Animals were sedated with atropine sulfate (0.4 mL/kg) and anesthetized using an initial intravenous (i.v.) dose of ketamine hydrochloride (15 mg/kg) and xylazine hydrochloride (1 mg/kg). Anesthesia was maintained by inhalation of 2% isoflurane. While animals of group B additionally received 100 mg/kg NAC by i.v. infusion during the operation to prolong therapeutically relevant i.a. levels of the antioxidant, group A received equivalent volumes of 0.9% NaCl.
After arthrotomy, impaction of both femoral condyles was performed by means of a specially designed spring-loaded impact device (Figure 3
), with an energy of 1.0 J as previously described [9
]. Afterwards, NAC and BMP7 were intraoperatively applied by i.a. injection with a total volume of 400 µL (= first injection). The same volume of 0.9% NaCl served as sham in untreated joints. A second injection was administered 48h postsurgery under short i.v. anesthesia (described above). Postsurgical pain management included buprenorphine subcutaneous injection (0.03 mg/kg; intraoperative, 6 and 18 h after surgery) and oral tramadol administration via drinking water (25 mg/mL; 3 days before/after surgery). The rabbits received subcutaneous enrofloxacin (7.5 mg/kg for 3 days) as antibiotic treatment and regular clinical wound controls were performed (additional information: supplementary material S1
). Rabbits were euthanized by an overdose of thiopental 12 weeks after surgery.

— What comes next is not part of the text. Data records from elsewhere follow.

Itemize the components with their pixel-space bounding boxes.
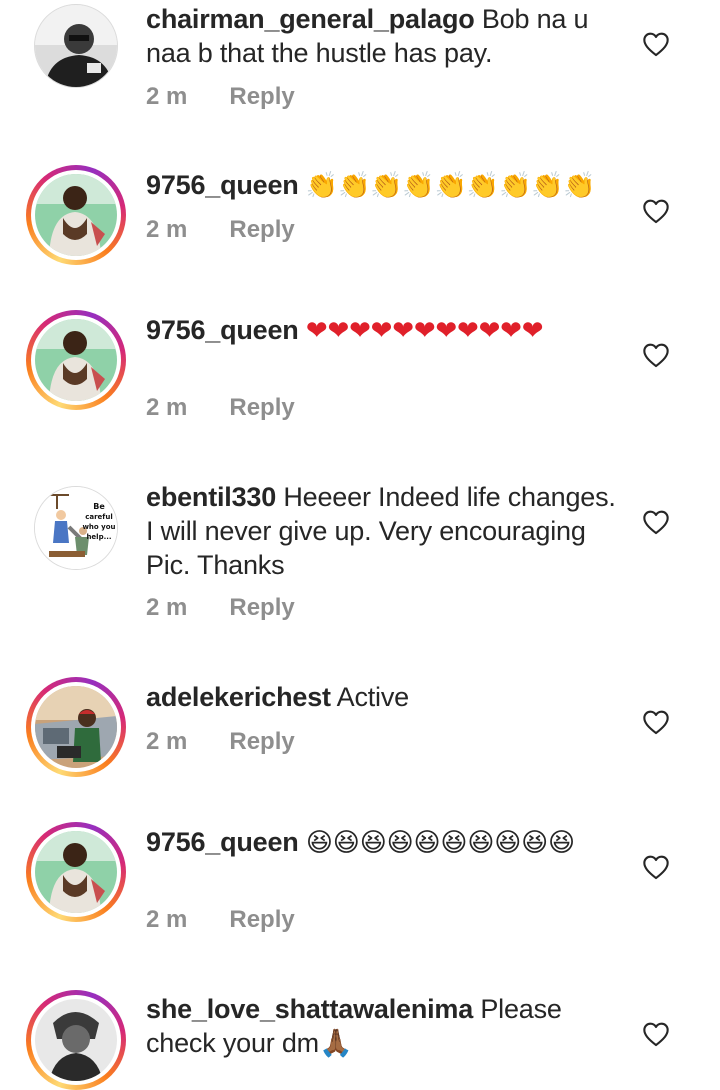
comment-text-block: 9756_queen ❤❤❤❤❤❤❤❤❤❤❤ [146, 313, 616, 348]
avatar-image [35, 686, 117, 768]
reply-button[interactable]: Reply [229, 594, 294, 621]
reply-button[interactable]: Reply [229, 216, 294, 243]
comment-timestamp: 2 m [146, 83, 188, 110]
avatar[interactable] [26, 0, 126, 96]
avatar-frame [31, 315, 121, 405]
comment-text-block: she_love_shattawalenima Please check you… [146, 992, 616, 1060]
reply-button[interactable]: Reply [229, 83, 294, 110]
like-heart-icon[interactable] [642, 342, 670, 368]
like-heart-icon[interactable] [642, 709, 670, 735]
avatar-image [35, 831, 117, 913]
avatar-frame [31, 170, 121, 260]
comment-timestamp: 2 m [146, 216, 188, 243]
avatar-image: Be careful who you help... [35, 487, 117, 569]
comment-meta: 2 m Reply [146, 594, 295, 622]
avatar-frame [31, 682, 121, 772]
avatar-frame: Be careful who you help... [34, 486, 118, 570]
comment-username[interactable]: adelekerichest [146, 682, 331, 712]
comment-timestamp: 2 m [146, 394, 188, 421]
comment-text-block: ebentil330 Heeeer Indeed life changes. I… [146, 480, 616, 582]
comment-username[interactable]: chairman_general_palago [146, 4, 475, 34]
comment-timestamp: 2 m [146, 906, 188, 933]
comment-text: Active [336, 682, 410, 712]
like-heart-icon[interactable] [642, 31, 670, 57]
comment-timestamp: 2 m [146, 594, 188, 621]
avatar-image [35, 999, 117, 1081]
like-heart-icon[interactable] [642, 198, 670, 224]
like-heart-icon[interactable] [642, 509, 670, 535]
reply-button[interactable]: Reply [229, 906, 294, 933]
reply-button[interactable]: Reply [229, 394, 294, 421]
avatar[interactable] [26, 165, 126, 265]
comment-text: 👏👏👏👏👏👏👏👏👏 [305, 171, 596, 201]
reply-button[interactable]: Reply [229, 728, 294, 755]
avatar-caption-text: Be [93, 502, 105, 511]
comment-text-block: 9756_queen 😆😆😆😆😆😆😆😆😆😆 [146, 825, 616, 860]
avatar[interactable] [26, 677, 126, 777]
avatar[interactable]: Be careful who you help... [26, 478, 126, 578]
svg-text:careful: careful [85, 513, 113, 521]
avatar-image [35, 5, 117, 87]
comment-username[interactable]: she_love_shattawalenima [146, 994, 473, 1024]
comment-text: ❤❤❤❤❤❤❤❤❤❤❤ [305, 316, 544, 346]
avatar-frame [31, 995, 121, 1085]
comment-text-block: adelekerichest Active [146, 680, 616, 714]
svg-text:who you: who you [82, 523, 115, 531]
like-heart-icon[interactable] [642, 854, 670, 880]
svg-text:help...: help... [86, 533, 111, 541]
comment-username[interactable]: ebentil330 [146, 482, 276, 512]
comment-meta: 2 m Reply [146, 906, 295, 934]
comment-username[interactable]: 9756_queen [146, 315, 299, 345]
comment-meta: 2 m Reply [146, 83, 295, 111]
comment-text-block: chairman_general_palago Bob na u naa b t… [146, 2, 616, 70]
comment-username[interactable]: 9756_queen [146, 170, 299, 200]
avatar-image [35, 319, 117, 401]
comment-meta: 2 m Reply [146, 394, 295, 422]
avatar[interactable] [26, 990, 126, 1090]
avatar-frame [31, 827, 121, 917]
comment-meta: 2 m Reply [146, 216, 295, 244]
comment-username[interactable]: 9756_queen [146, 827, 299, 857]
avatar[interactable] [26, 310, 126, 410]
avatar-frame [34, 4, 118, 88]
comment-text-block: 9756_queen 👏👏👏👏👏👏👏👏👏 [146, 168, 616, 203]
comment-meta: 2 m Reply [146, 728, 295, 756]
comment-text: 😆😆😆😆😆😆😆😆😆😆 [305, 828, 575, 858]
avatar[interactable] [26, 822, 126, 922]
comment-timestamp: 2 m [146, 728, 188, 755]
avatar-image [35, 174, 117, 256]
like-heart-icon[interactable] [642, 1021, 670, 1047]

4.2. Histopathological Assessment
Both femoral condyles were fixed (4% paraformaldehyde), decalcified (20% EDTA, pH 7.4), and embedded in paraffin. Proteoglycan staining by means of safranin-O (SafO) allowed for histopathological assessment. In short, dewaxed and rehydrated sections were stained with SafO (Fisher Scientific, Schwerte, Deutschland) and Fast Green (Sigma-Aldrich, Taufkirchen, Germany), followed by a final staining of the cell nuclei by Gill’s haematoxylin No. 3 (Sigma-Aldrich) and documentation with an Axioskop 2 mot plus (Zeiss, Oberkochen, Germany). The corresponding scoring criteria and their respective specifications, which were principally derived from Laverty et al. [11
], are depicted in the supplementary material S2
. The scoring was performed independently by two observers (interclass correlation: 0.81).

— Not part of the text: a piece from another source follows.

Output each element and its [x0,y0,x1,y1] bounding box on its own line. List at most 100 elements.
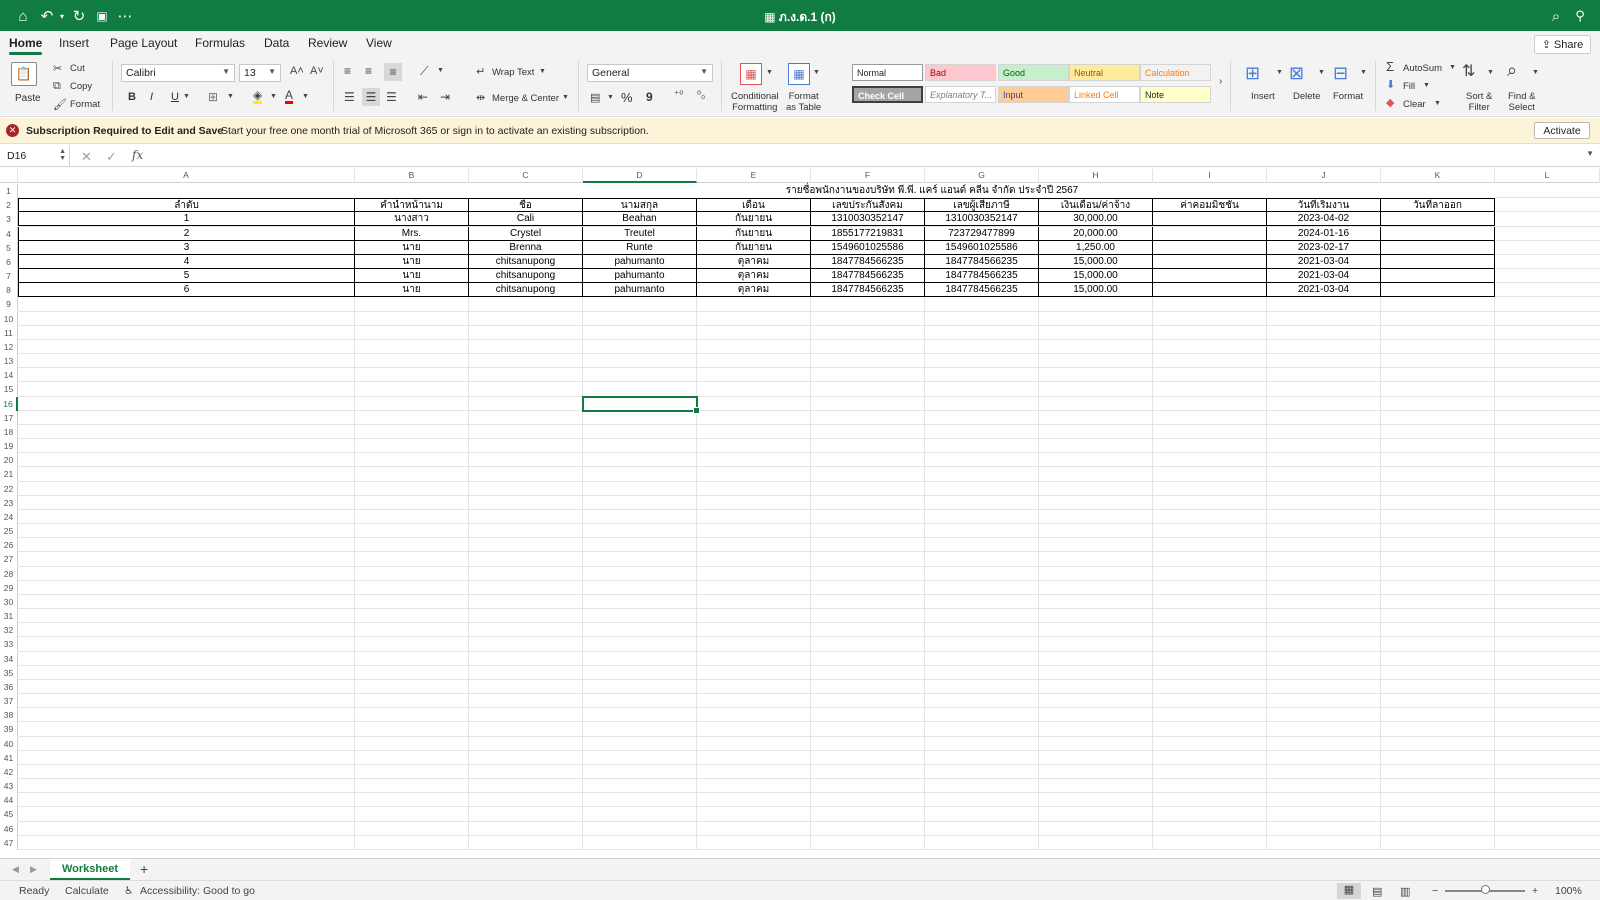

Specific antibodies were used to analyze the presence of COL2 and MMP-13 (both: Acris, Hiddenhausen, Germany) in cartilage. Dewaxed and rehydrated sections of the medial condyle were predigested for 30 min at 37 °C for antigen retrieval with pepsin (1 mg/mL in 0.5 M acetic acid) in the case of COL2, or incubated in citrate buffer (pH 6.0) at 60 °C overnight in the case of MMP-13. The staining was performed with the Dako LSAB2 System-HRP kit (Dako, Glostrup, Denmark). Subsequent staining of the cell nuclei and documentation were performed as described above.

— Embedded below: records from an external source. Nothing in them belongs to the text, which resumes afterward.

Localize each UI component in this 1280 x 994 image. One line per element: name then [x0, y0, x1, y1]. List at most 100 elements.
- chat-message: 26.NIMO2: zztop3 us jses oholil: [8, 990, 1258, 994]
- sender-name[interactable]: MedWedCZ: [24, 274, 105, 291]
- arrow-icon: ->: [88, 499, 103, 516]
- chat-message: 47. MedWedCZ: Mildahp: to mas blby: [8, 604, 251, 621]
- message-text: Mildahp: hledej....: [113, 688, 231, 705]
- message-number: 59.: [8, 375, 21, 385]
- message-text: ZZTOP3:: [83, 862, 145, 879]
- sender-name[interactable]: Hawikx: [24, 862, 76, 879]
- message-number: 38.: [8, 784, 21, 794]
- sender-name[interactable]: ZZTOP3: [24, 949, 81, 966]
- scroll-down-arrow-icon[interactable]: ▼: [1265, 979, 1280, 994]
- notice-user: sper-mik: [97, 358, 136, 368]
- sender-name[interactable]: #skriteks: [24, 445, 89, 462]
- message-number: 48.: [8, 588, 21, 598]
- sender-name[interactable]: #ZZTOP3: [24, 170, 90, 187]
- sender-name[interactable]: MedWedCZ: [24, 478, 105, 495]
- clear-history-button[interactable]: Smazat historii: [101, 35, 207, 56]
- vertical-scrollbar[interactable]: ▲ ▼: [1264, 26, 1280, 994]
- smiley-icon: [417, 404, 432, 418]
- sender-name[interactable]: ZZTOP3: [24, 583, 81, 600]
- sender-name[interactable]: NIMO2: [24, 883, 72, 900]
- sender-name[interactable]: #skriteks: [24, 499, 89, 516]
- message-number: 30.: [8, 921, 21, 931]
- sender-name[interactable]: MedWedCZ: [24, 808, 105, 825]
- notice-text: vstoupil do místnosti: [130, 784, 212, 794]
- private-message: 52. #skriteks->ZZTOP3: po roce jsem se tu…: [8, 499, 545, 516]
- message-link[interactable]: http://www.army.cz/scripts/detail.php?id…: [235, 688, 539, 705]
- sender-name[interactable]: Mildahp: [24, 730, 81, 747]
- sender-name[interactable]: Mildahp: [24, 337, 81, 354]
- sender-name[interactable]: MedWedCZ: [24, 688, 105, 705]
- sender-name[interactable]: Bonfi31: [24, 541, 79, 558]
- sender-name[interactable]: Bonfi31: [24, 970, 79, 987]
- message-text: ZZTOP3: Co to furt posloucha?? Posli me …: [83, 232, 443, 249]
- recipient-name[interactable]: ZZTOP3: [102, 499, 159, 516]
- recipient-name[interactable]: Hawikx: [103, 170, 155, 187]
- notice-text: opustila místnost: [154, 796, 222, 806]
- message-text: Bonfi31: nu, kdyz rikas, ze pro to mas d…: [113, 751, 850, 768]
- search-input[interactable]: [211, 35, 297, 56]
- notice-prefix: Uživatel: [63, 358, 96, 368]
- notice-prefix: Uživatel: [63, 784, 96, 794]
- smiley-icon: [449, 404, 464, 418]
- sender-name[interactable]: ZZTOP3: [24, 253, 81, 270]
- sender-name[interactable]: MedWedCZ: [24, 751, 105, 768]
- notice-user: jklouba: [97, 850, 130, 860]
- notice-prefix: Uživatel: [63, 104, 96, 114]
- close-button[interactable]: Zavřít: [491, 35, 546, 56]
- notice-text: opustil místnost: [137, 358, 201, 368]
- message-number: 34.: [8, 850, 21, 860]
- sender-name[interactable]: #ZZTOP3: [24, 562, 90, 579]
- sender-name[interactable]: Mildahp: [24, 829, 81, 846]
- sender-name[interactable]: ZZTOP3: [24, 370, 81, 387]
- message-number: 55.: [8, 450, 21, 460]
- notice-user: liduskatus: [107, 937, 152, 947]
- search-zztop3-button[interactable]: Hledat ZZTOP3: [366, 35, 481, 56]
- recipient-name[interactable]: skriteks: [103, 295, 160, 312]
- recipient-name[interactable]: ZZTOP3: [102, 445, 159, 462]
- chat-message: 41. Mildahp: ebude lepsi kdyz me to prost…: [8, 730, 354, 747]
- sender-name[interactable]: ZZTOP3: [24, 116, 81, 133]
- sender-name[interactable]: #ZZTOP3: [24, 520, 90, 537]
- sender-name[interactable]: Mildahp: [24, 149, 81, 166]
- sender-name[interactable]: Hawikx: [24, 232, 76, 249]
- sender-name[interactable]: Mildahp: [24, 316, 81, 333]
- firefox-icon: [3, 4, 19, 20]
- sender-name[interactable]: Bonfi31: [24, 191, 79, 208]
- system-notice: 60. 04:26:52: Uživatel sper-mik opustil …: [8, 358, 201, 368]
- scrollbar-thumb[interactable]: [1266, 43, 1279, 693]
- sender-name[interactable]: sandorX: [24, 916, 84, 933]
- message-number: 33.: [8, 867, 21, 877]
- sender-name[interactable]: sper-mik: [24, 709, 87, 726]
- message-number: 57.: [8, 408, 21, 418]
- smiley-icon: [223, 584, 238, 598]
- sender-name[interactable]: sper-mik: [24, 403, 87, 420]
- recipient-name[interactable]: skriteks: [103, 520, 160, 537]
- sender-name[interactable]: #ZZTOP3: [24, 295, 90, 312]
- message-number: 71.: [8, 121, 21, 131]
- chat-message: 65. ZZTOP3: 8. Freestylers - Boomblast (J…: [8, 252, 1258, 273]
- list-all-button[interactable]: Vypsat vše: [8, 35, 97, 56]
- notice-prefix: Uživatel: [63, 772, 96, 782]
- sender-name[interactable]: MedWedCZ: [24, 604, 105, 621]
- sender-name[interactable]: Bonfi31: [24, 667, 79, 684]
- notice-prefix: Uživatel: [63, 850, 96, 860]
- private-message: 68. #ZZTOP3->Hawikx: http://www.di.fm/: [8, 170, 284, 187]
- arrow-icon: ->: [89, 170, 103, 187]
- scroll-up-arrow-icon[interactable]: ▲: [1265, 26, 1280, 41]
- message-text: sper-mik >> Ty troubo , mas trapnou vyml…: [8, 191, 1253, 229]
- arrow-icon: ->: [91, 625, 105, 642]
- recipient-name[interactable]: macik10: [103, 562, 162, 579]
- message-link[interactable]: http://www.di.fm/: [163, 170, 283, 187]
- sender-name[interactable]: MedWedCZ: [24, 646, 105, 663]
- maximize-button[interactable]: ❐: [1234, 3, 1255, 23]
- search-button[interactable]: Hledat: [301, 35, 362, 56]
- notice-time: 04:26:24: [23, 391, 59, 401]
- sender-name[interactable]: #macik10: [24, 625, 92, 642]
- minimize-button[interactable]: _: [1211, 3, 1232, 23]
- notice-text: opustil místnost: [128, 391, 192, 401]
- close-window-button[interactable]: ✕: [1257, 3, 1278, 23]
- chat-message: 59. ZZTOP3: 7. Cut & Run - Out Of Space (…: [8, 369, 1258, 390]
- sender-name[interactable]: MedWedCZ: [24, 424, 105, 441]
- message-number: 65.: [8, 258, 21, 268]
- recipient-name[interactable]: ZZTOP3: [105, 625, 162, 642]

4.4. Quantification of MMP-13 and CPII in the Synovial Fluid
Synovial fluid was aspirated from the joint cavity after i.a. injection of 1 mL PBS (PAA Laboratories, Cölbe, Germany) and repeated flexion of the joint. The concentration of secreted MMP-13 (catabolic marker) was determined using a rabbit MMP13 ELISA Kit (MyBioSource, San Diego, California, USA). Evaluation of COL2 synthesis (anabolic marker) was performed using a rabbit CPII ELISA (MyBioSource), which binds type II collagen carboxy propeptide (CP II) cleaved from procollagen II after its release into the matrix.
4.5. Statistical Analysis
Statistical analysis was performed by using GraphPad Prism version 6.0h (GraphPad Software, San Diego, CA, USA). A one-way analysis of variance (ANOVA) with subsequent Bonferroni multiple comparison post-test was applied on the data sets, in which a p-value lower than 0.05 was considered significant.